Her side of it:
Last Thursday had been one of "those" days. One of those days where, while the girls were in their room being 'grounded' and our son was doing his own thing, I sat on the couch and cried. Cried over the failures I felt had happened today. The failure I felt towards my children in regards to their actions and attitudes today. The failure I felt as a mom and a wife. Here is an over view of our day:
My day started at 4:45 am. Being 25 weeks pregnant with baby bear #4 I have been feeling every ache and pain, it seems, 100 times more. It seems my back is in a constant state of reminding me there is a quickly growing mass throwing me off balance.
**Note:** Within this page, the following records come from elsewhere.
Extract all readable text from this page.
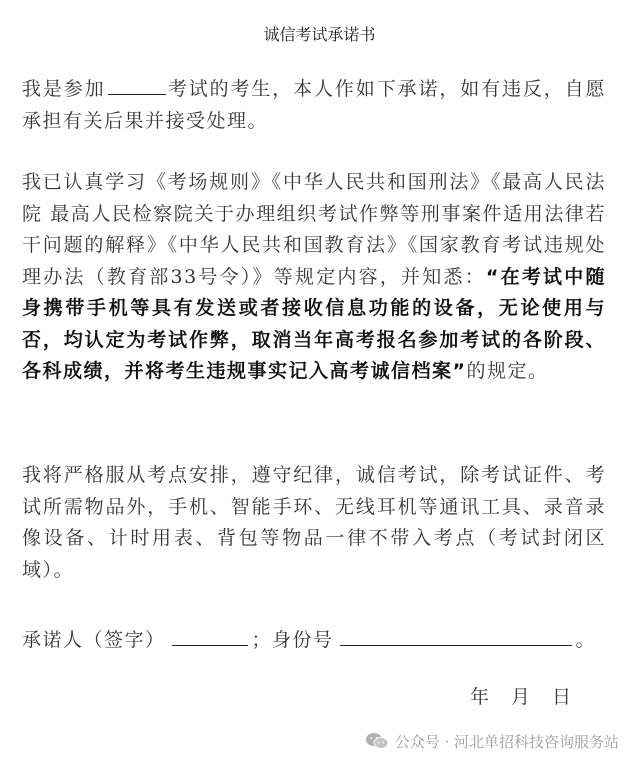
诚信考试承诺书
我是参加	考试的考生，本人作如下承诺，如有违反，自愿承担有关后果并接受处理。
我已认真学习《考场规则》《中华人民共和国刑法》《最高人民法院 最高人民检察院关于办理组织考试作弊等刑事案件适用法律若干问题的解释》《中华人民共和国教育法》《国家教育考试违规处理办法（教育部33号令）》等规定内容，并知悉：“在考试中随身携带手机等具有发送或者接收信息功能的设备，无论使用与否，均认定为考试作弊，取消当年高考报名参加考试的各阶段、各科成绩，并将考生违规事实记入高考诚信档案”的规定。
我将严格服从考点安排，遵守纪律，诚信考试，除考试证件、考试所需物品外，手机、智能手环、无线耳机等通讯工具、录音录像设备、计时用表、背包等物品一律不带入考点（考试封闭区域）。
承诺人（签字）	；身份号	。
年 月 日
公众号 · 河北单招科技咨询服务站
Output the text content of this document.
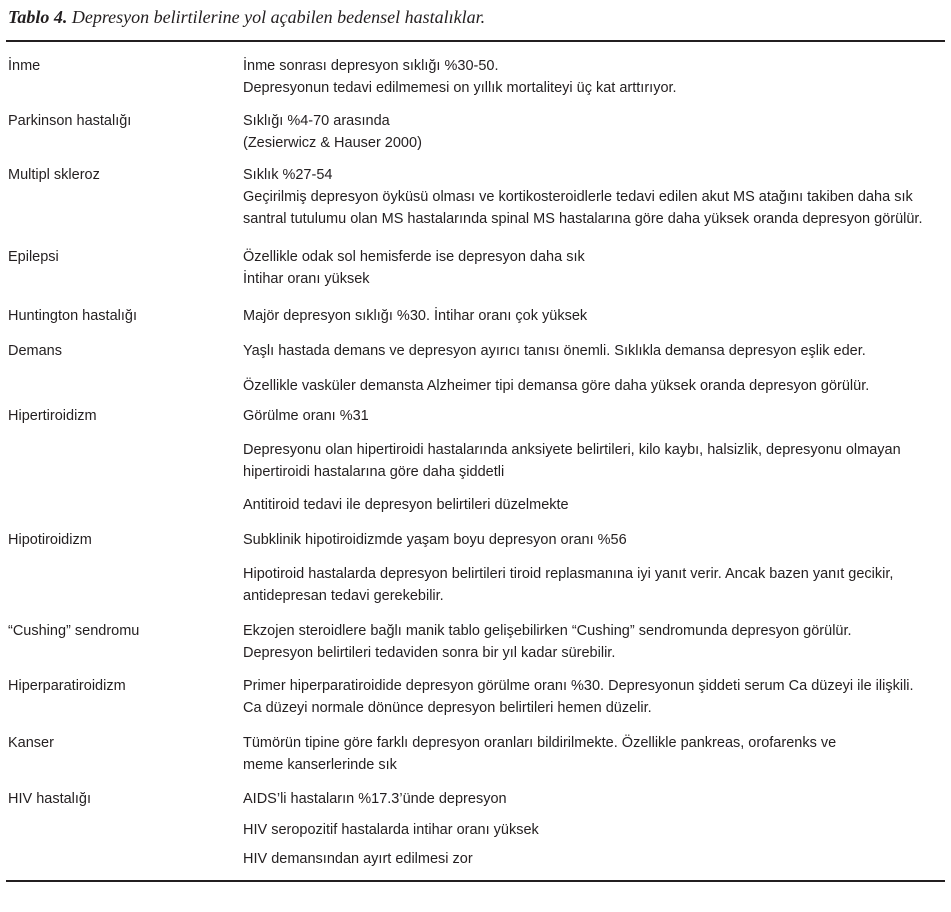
Tablo 4. Depresyon belirtilerine yol açabilen bedensel hastalıklar.
İnme	İnme sonrası depresyon sıklığı %30-50.
Depresyonun tedavi edilmemesi on yıllık mortaliteyi üç kat arttırıyor.
Parkinson hastalığı	Sıklığı %4-70 arasında
(Zesierwicz & Hauser 2000)
Multipl skleroz	Sıklık %27-54
Geçirilmiş depresyon öyküsü olması ve kortikosteroidlerle tedavi edilen akut MS atağını takiben daha sık
santral tutulumu olan MS hastalarında spinal MS hastalarına göre daha yüksek oranda depresyon görülür.
Epilepsi	Özellikle odak sol hemisferde ise depresyon daha sık
İntihar oranı yüksek
Huntington hastalığı	Majör depresyon sıklığı %30. İntihar oranı çok yüksek
Demans	Yaşlı hastada demans ve depresyon ayırıcı tanısı önemli. Sıklıkla demansa depresyon eşlik eder.
Özellikle vasküler demansta Alzheimer tipi demansa göre daha yüksek oranda depresyon görülür.
Hipertiroidizm	Görülme oranı %31
Depresyonu olan hipertiroidi hastalarında anksiyete belirtileri, kilo kaybı, halsizlik, depresyonu olmayan
hipertiroidi hastalarına göre daha şiddetli
Antitiroid tedavi ile depresyon belirtileri düzelmekte
Hipotiroidizm	Subklinik hipotiroidizmde yaşam boyu depresyon oranı %56
Hipotiroid hastalarda depresyon belirtileri tiroid replasmanına iyi yanıt verir. Ancak bazen yanıt gecikir,
antidepresan tedavi gerekebilir.
“Cushing” sendromu	Ekzojen steroidlere bağlı manik tablo gelişebilirken “Cushing” sendromunda depresyon görülür.
Depresyon belirtileri tedaviden sonra bir yıl kadar sürebilir.
Hiperparatiroidizm	Primer hiperparatiroidide depresyon görülme oranı %30. Depresyonun şiddeti serum Ca düzeyi ile ilişkili.
Ca düzeyi normale dönünce depresyon belirtileri hemen düzelir.
Kanser	Tümörün tipine göre farklı depresyon oranları bildirilmekte. Özellikle pankreas, orofarenks ve
meme kanserlerinde sık
HIV hastalığı	AIDS’li hastaların %17.3’ünde depresyon
HIV seropozitif hastalarda intihar oranı yüksek
HIV demansından ayırt edilmesi zor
My body seems to cramp up more and more frequently.
The girls were up before 6:30 am and while that isn't always unusual you could most definitely tell they were still tired. After our oldest, who is barely 3 1/2 years old, declared her presence to her daddy, who was in the bathroom getting ready for work, I jumped off the couch and escorted her back to her room, where her 2 year old sister was just walking through the threshold of their door. I convinced them to lay in bed for a while longer. They were officially up and at 'em when daddy went to say good bye to them and carried them to the couch to snuggle under a blanket and play on the mini 'tablet' (my old android phone) together.
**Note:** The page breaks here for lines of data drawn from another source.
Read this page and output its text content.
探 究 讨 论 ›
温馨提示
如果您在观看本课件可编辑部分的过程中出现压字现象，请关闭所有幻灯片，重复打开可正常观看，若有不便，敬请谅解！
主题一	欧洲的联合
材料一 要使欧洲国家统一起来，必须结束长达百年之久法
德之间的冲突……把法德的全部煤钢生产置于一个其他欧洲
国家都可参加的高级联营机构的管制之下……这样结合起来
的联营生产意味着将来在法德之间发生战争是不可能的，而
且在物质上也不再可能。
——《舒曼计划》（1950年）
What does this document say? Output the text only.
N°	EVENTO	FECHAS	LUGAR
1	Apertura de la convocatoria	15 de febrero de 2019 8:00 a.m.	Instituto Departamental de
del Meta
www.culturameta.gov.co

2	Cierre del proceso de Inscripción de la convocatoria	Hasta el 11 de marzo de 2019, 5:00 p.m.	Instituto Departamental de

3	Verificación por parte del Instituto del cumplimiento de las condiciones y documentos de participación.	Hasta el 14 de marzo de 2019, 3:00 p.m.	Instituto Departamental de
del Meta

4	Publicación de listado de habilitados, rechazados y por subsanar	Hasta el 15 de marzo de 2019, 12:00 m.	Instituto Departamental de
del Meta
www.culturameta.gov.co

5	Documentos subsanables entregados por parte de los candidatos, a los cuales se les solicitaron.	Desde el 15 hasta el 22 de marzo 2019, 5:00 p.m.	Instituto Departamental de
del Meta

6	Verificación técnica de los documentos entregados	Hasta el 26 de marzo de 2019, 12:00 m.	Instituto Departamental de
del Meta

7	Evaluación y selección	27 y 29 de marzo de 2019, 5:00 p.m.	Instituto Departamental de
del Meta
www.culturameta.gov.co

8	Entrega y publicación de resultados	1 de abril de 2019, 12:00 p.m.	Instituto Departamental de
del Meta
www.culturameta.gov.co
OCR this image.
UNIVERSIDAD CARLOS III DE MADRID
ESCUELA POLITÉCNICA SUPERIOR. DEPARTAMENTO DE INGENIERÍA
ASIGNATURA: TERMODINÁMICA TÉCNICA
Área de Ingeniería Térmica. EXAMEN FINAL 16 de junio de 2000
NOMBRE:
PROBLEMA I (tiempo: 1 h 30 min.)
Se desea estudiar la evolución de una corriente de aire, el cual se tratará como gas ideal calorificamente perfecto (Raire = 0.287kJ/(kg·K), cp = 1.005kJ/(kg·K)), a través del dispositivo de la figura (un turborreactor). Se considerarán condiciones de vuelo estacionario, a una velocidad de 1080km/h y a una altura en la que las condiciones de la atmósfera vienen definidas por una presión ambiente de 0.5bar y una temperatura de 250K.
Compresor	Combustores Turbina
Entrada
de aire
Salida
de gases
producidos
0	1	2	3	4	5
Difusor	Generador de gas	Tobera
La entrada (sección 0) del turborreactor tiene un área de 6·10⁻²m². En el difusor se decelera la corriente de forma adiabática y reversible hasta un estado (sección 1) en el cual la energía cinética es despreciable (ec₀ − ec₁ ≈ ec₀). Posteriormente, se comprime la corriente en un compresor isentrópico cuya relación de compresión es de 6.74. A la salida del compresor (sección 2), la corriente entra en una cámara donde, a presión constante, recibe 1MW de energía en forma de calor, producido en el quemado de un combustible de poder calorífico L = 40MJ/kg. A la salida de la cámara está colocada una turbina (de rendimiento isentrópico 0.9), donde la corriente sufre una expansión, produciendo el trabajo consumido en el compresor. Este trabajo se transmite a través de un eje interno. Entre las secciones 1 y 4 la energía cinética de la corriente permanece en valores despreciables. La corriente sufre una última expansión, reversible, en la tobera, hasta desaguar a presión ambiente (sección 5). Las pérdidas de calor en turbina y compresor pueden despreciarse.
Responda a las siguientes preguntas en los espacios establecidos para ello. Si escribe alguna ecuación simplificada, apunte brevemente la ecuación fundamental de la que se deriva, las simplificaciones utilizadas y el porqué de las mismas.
Dear 3 1/2 year old daughter, who is fully potty trained, acted like she wasn't. She had 3 accidents today. 3 accidents that were easy to quickly clean (we are REALLY loving our hardwood and linoleum floors). 3 accidents that could have been controlled but she didn't put forth the effort to do so.
Let us move on to nap time. Our girls share a room. It has its good days and bad days. Today was a bad day. After about 20 minutes of constantly going in to their room and taking away a toy each time and raising my voice, quite a bit, I finally left their door wide open and settled in a kitchen chair right in the middle of their threshold. I sat there for close to half an hour. I sat there staring down our 2 year old until she caved in and curled up falling quickly asleep. I sat there staring down our 3 1/2 year old until she started caving in. I left their room with her still awake but she was quickly asleep after that. I had barely finished swallowing the last of my lunch when I hear our 2 year old SCREAMING in their room. I mean, this was barely 45 minutes after she had fallen asleep, which means 3 1/2 year old was barely asleep. I go to open their door and knock her in the head because, apparently, she was standing right there. All 3 kids woke up. (Our 1 year old son has his own room but is right next door.) Our son quickly fell back asleep but the girls were up.
Dinner time. Oh that lovely time. The time where we sit down as a family, give thanks to our Lord for our many blessings and just be together. But tonight. Tonight it was the time to sit there and complain about the food mommy made and just flat out refuse to eat it. Tonight was the time for our girls to sit at the table for over an hour, by themselves, until they ate their dinner.
After they choked down their dinner and daddy was gone to his play rehearsal (very proud wife right here, by the way), the girls were sent straight to their room until I declared it was bed time. Bed time came and they actually cleaned their room, with no help from me. I was astonished and relieved. I honestly did not know how that one would play out but they were amazing listeners and even more amazing little workers. I was able to tuck our son in his crib while they put their books and toys away. They smiled and worked together. It warmed my heart quite a lot.
I did my rounds of tucking in. Our 2 year old was first. I sat on her bed, asked her if she was ready to say her bed time prayers, and in her cute little 2 year old voice she happily declared, "Yeah!" She held my hand, closed her eyes, and listened to my prayer of thankfulness for the day and the fun we did manage to have and that tomorrow will be a bit smoother. After 2 rounds of hugs and kisses from her I ventured over to sister who was all ready saying she wanted to say her own prayer. With a big smile on my face I said, "OK." I sat down on her pink princess bed, watched her fold her hands and close her eyes and listened to her sweet, innocent voice say her thanks for her food, her thanks for the day, and her thanks for her helping clean her room and toys for mommy. The tears were hard to control with that one.
While this day was, well, quite the handful of negative actions and thoughts it was also filled with laughter, our 3 1/2 year old declaring she is going to marry her daddy, snuggles on the couch, and reading books. Our son is constantly giving away his smiles and giggles. Our 2 year old is constantly showing us her talent of break dancing, and our 3 1/2 year old is constantly showing us her humor and love of ballet and drawing.
And while days like this day are, believe it or not, very few, we are blessed. Our children are a blessing. Our children are best friends with each other. Our children are on loan to us from God and it is the greatest gift received.